Im vergangenen Jahr litt sie noch darunter, dass sie über viele, fast zu viele Möglichkeiten verfügt. Sie führte im richtigen Moment den falschen Schlag aus, wirkte verspielt, wenn sie konsequent hätte sein müssen. Inzwischen hat sie einen Plan, an den sie sich meistens hält - wenn ihr nicht etwas (noch) Besseres einfällt. Was Stephens mit ihren 1,70 Meter an Größe abgeht, macht sie durch ihre flinken Beine und ihren Spielwitz wett.

Serena Williams indes war überhaupt nicht erfreut über die Niederlage gegen ihre potenzielle Nachfolgerin als US-Tennis-Ikone. Sie wollte eigentlich den Grand Slam gewinnen, alle vier großen Turniere innerhalb eines Jahres. Und das hatten ihr auch alle zugetraut, so wie sie zuletzt auftrat. Jetzt die Ernüchterung bereits in Melbourne.

Das Turnier hatte ihr einige Hürden in den Weg gestellt. Erst war sie im Auftaktmatch böse umgeknickt, zwei Tage später schlug sie sich ihren Schläger versehentlich gegen den Mund. "Ich hatte danach richtig sexy Lippen. Andere zahlen dafür ein Vermögen", witzelte die 31-Jährige. Hinzu kam eine Rückenverletzung, die nach einem verunglückten Schlag im zweiten Satz des Viertelfinales immer schlimmer wurde.

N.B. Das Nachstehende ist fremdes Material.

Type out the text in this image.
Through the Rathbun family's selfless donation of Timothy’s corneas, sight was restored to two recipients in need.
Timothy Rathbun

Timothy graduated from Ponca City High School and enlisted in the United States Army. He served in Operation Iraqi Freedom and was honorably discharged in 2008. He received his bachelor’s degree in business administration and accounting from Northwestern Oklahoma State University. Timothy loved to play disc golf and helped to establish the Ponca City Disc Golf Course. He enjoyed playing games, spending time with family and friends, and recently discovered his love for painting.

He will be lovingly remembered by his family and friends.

Bezeichnend, dass das Zertrümmern ihres Schlägers während des Spiels zu ihren ganz persönlichen Highlights gehörte: "Das hat mich unglücklicherweise richtig happy gemacht." Am Ende dieses Matches blieb die erwartete Umarmung aber aus, ihr Lob fiel relativ nüchtern aus. "Sloane ist eine gute Spielerin, sie ist schnell und bringt eine Menge Bälle zurück", sagte Serena Williams. Das war's. Auch die Rückkehr an die Spitze der Weltrangliste muss Williams aufschieben. "Irgendwann werde ich wieder dort stehen", kündigt sie an. An ein Karriereende denkt sie nicht: "Man muss mich schon mit dem Rollstuhl vom Court bringen, ehe ich aufhöre."

Sloane Stephens ist jetzt jedenfalls so weit, ihre Zimmer-Dekoration umzugestalten. Da hing lange Zeit ein Poster ihres Vorbilds Serena Williams. Nun sagte die 19-Jährige: "Vielleicht werde ich jetzt eines von mir aufhängen."